First suppose that \(0 \in {{\,\mathrm{aff}\,}}G\). Let \(H_{F} = {{\,\mathrm{aff}\,}}F\) and \(H_{G} = {{\,\mathrm{aff}\,}}G\). Since \(0 \in H_{G}\), it follows that \(H_{F}\) and \(H_{G}\) are subspaces. Moreover given that \(A^{\star }\) is injective restricted to \(H_{G} = {{\,\mathrm{aff}\,}}G\), it follows that \(H_{F}\) and \(H_{G}\) have equal dimensions. Hence the map t defined as the restriction of \(A^{\star }\) onto \(L(H_{G},H_{F})\) is square and invertible. Next let \(H_{F_n} ={{\,\mathrm{aff}\,}}F_n\), and let \(t_n\) denote the restriction of \({\tilde{A}}_n\) to \(L(H_{G},H_{F_n})\). Given that \({\tilde{A}}_n \rightarrow A^{\star }\), the maps \(\{t_n\}_{n=1}^{\infty }\) are also square and invertible eventually a.s. It follows that one can define a linear map \(b_n \in L({\mathbb {R}}^d,{\mathbb {R}}^d)\) that coincides with \(t \circ t_n^{-1}\) restricted to \(L(H_{F_n},H_{F})\), is permitted to be any square invertible map on \(L(H_{F_n}^{\perp },H_{F}^{\perp })\), and is zero everywhere else. Notice that \(b_n\) is invertible by construction. It straightforward to check that \(F = b_n F_n\) and \(F_n = b_n^{-1} F\).

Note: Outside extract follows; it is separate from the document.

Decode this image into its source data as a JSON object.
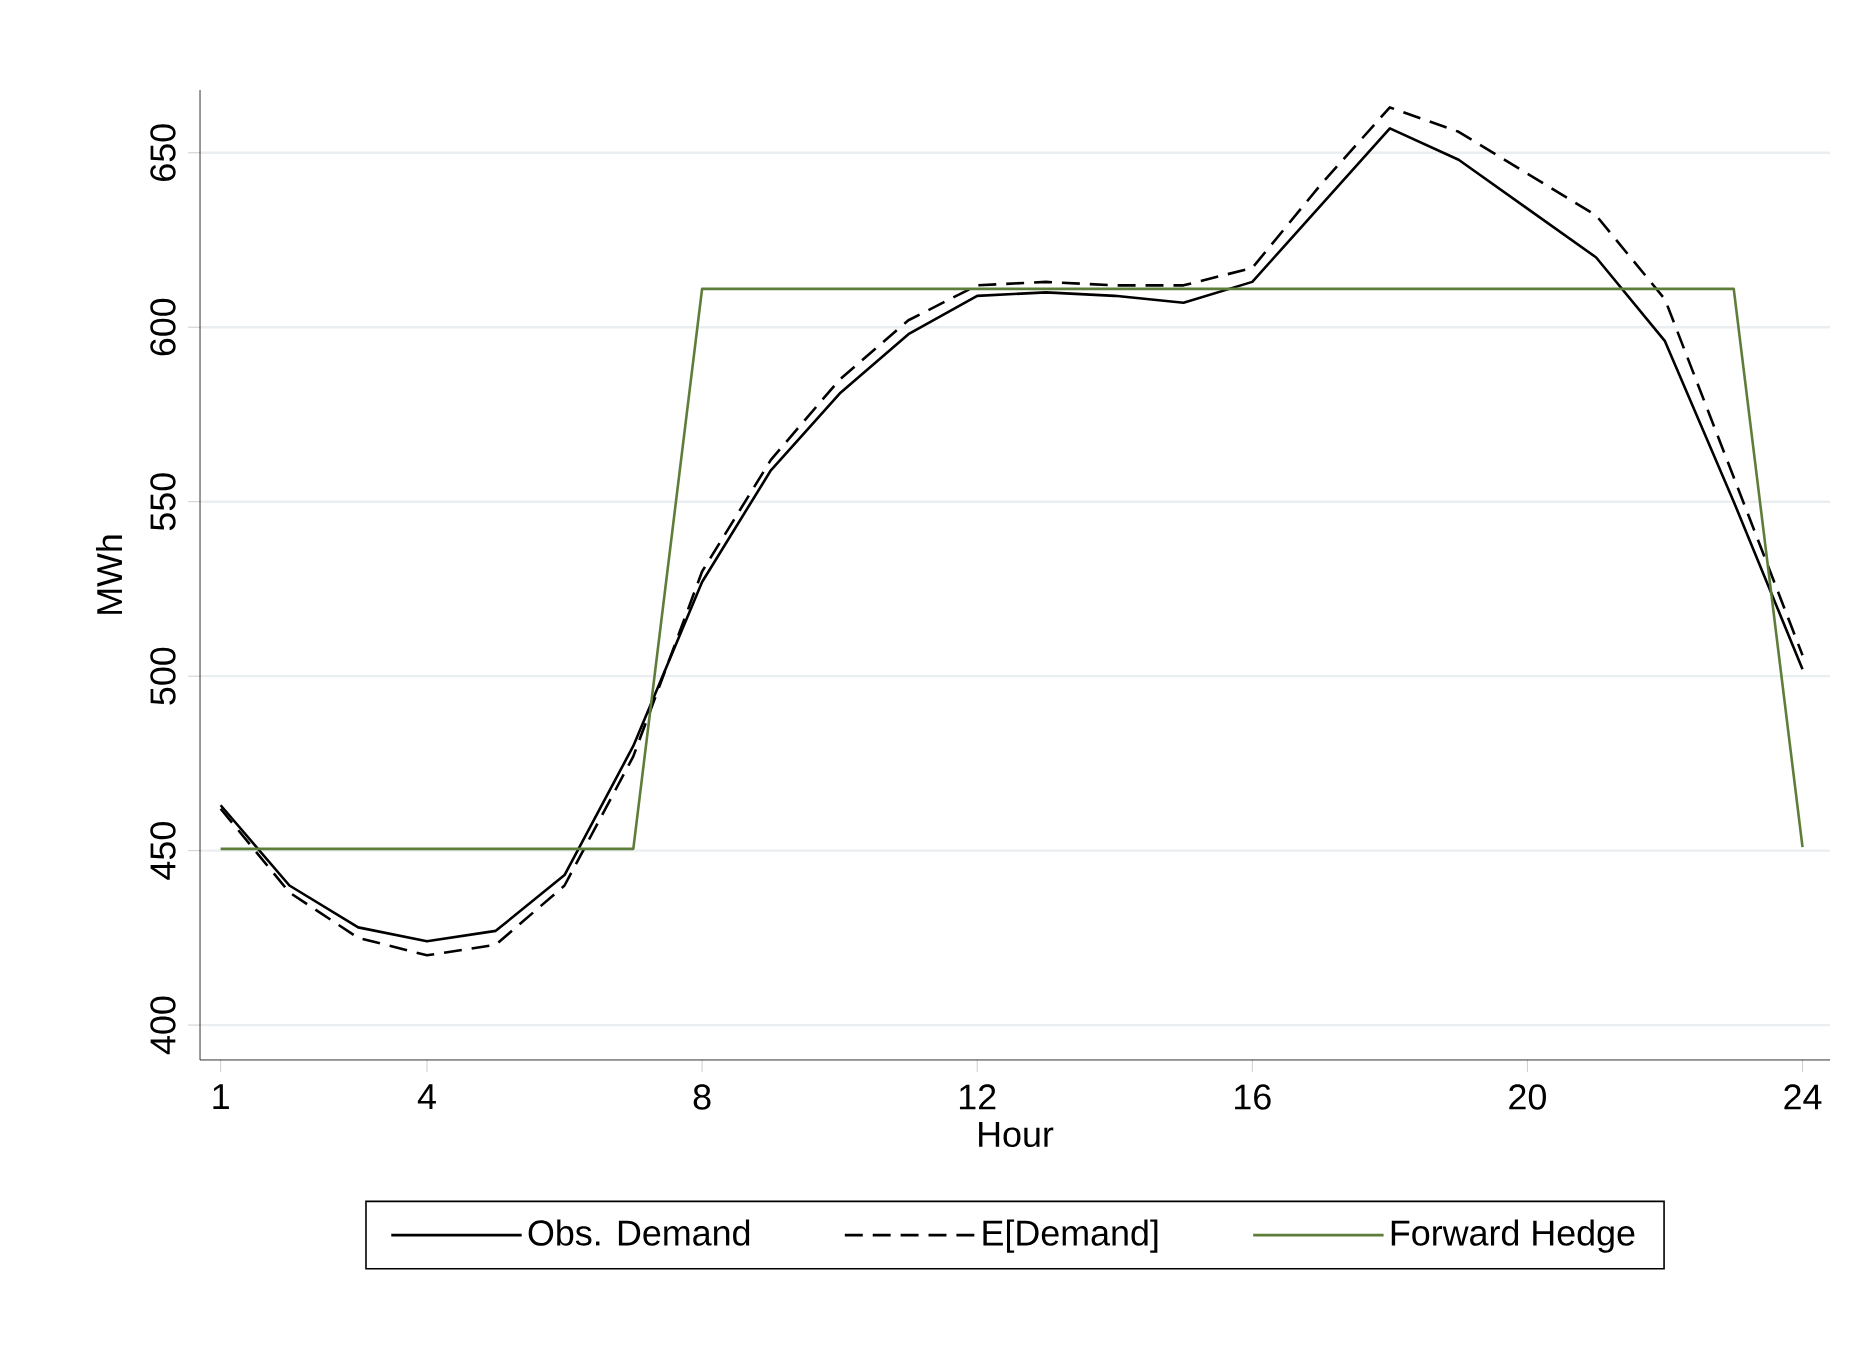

Next suppose that \(0 \notin {{\,\mathrm{aff}\,}}G\). The treatment in this case is largely similar as in the previous case. Let \(H_{F}\) be the smallest subspace containing \(\{ (x, 1)\mid x\in F \} \subseteq {\mathbb {R}}^{d+1}\), where the set F is embedded in the first d coordinates. Let \(H_{F_n}\) be similarly defined. Let \(H_{G} = {{\,\mathrm{aff}\,}}(G \cup \{0\})\)—note that this defines a subspace. Since \(0 \notin {{\,\mathrm{aff}\,}}G\), there is a non-zero \(z\in {\mathbb {R}}^q\) such that \(\langle z, x\rangle = 1\) for all \(x\in G\) (i.e., there exists a hyperplane containing G). Define the linear map \(t \in L(H_{G},H_{F})\) as

$$\begin{aligned} t = \Pi _{H_{F}} \left[ \begin{pmatrix} A^{\star } \\ z^{T} \end{pmatrix}\bigg |_{H_{G}} \right] , \end{aligned}$$

where \(\Pi _{H_{F}}\) is the projection map onto the subspace \(H_{F}\). Since \(A^{\star }\) is injective on G, it follows that \(H_{F}\) and \(H_{G}\) have the same dimensions, and that t is square and invertible. One can define a square invertible map \(t_n\) analogously. The remainder of the proof proceeds in a similar fashion to the previous case, and we omit the details. Here, note that a linear invertible map operating on the lifted space \({\mathbb {R}}^{d+1}\) defines an affine linear invertible map in the embedded space \({\mathbb {R}}^d\). \(\square \)

4 Algorithm

We describe a procedure based on alternating updates for solving the optimization problem (2). In terms of the linear map A, the task of solving (2) can be reformulated as follows:

$$\begin{aligned} \mathop {{{\,\mathrm{arg\,min}\,}}}\limits _{A \in L({\mathbb {R}}^q,{\mathbb {R}}^d)}\Phi (A,P_n) \,:=\, \frac{1}{n} \sum _{i=1}^{n} \,( y^{(i)} - h_{C}(A^{T}u^{(i)}) )^2. \end{aligned}$$
(19)

As described previously, the problem (19) is non-convex as formulated; consequently, our approach is not guaranteed to return a globally optimal solution. However, we demonstrate the effectiveness of these methods with random initialization in numerical experiments in Sect. 5.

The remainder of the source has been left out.